I currently have the following cell :
G=cell(4,2)
Each sell has a 2x1 double
Example :
[100;200] [20;60]
[100;300] [20;90]
[200;300] [60;90]
[] [] [] []
How can I identify which cell has the minimum value, (where the values compared are in the SECOND column) so that the addition is between 20;60 20;90 and 60;90 ?
I started typing out a code but got stuck :
for k=1:(4)
add(k)=sum(cell2mat(G(k+4)))
end
(...Find a way to know which cell gave the minimum off `add` using min(add)...)

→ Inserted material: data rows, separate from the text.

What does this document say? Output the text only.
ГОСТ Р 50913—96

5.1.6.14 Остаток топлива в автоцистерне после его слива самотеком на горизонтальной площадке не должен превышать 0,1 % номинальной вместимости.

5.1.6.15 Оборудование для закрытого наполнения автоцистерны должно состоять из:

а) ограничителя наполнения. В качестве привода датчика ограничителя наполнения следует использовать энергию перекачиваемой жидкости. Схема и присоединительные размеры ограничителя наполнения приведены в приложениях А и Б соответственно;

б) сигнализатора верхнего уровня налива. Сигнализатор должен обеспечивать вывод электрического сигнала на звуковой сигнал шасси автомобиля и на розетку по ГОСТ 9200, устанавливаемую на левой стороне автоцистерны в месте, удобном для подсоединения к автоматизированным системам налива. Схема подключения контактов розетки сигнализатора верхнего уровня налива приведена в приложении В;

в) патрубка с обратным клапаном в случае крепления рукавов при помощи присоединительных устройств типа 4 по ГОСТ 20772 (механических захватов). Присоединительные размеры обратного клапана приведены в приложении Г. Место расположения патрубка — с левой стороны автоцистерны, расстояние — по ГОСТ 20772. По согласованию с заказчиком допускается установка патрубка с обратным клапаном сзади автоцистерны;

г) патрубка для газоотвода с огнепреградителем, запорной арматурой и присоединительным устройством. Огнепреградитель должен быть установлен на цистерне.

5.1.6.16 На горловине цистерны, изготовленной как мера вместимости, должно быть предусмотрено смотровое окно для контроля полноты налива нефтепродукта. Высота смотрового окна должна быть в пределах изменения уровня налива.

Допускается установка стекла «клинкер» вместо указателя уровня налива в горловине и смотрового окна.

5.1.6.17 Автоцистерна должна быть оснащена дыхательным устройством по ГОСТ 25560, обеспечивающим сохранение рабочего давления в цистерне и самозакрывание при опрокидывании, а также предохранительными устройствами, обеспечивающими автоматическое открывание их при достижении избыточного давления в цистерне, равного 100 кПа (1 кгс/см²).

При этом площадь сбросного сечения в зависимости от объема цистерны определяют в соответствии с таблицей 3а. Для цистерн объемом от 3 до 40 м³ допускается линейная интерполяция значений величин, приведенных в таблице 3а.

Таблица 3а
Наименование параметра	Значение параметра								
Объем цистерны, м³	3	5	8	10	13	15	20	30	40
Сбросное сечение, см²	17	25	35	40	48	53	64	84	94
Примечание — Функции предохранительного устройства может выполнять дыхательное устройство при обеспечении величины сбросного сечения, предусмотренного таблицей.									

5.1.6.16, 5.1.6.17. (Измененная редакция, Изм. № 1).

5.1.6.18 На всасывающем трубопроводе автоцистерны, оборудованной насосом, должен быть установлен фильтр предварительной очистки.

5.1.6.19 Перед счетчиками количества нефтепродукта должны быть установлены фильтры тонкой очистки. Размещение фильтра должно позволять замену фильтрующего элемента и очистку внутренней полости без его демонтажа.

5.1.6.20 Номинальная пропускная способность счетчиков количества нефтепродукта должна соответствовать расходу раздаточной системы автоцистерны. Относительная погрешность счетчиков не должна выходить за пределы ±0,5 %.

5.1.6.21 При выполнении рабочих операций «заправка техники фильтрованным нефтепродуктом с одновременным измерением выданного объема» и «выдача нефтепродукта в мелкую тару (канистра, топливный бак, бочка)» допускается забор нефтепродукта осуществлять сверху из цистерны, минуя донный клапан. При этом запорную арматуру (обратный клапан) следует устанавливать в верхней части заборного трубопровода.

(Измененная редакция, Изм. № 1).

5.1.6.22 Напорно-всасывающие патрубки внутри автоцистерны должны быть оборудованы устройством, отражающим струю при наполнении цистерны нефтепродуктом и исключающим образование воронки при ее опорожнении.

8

But then I don't how to identify which cell has the minimum .. The answer I'm looking for should indicate that the minimum value is at Column 2 Row 1 of cell G and hence : 20;60
G[{:}] will arrange (column-wise) the cell array to a 2D matrix (lines corresponding to the first and second element of each cell entry
ans =
100 100 200 20 20 60
200 300 300 60 90 90
You can then apply min accordingly to obtain the minimum value and a linear index on the cell, e.g.:
[minVal, minIndex] = min([G{:}], [], 2);
Update: Since the sum of elements is defined as minimum (L1 norm), you can use cellfun to detect empty entries and sum in each, before applying min over the resulting array:
indexEmpty = cellfun(@isempty, G) % find empty entries of G
sumG = cellfun(@sum, G) % apply sum on each entry of G
sumG(indexEmpty) = nan; % set empty entries to NaN (exclude from min)
[minVal, minIndex] = min(sumG(:)); % return min and its location in sumG (and G)
Result: G{minIndex}
ans =
20
60
The linear index minIndex can be translated to array subscripts using ind2sub.
[i,j] = ind2sub(size(G), minIndex);
In this way you can index the array both using G{minIndex} (i.e., 5) and G{i,j} (i.e., 1,2).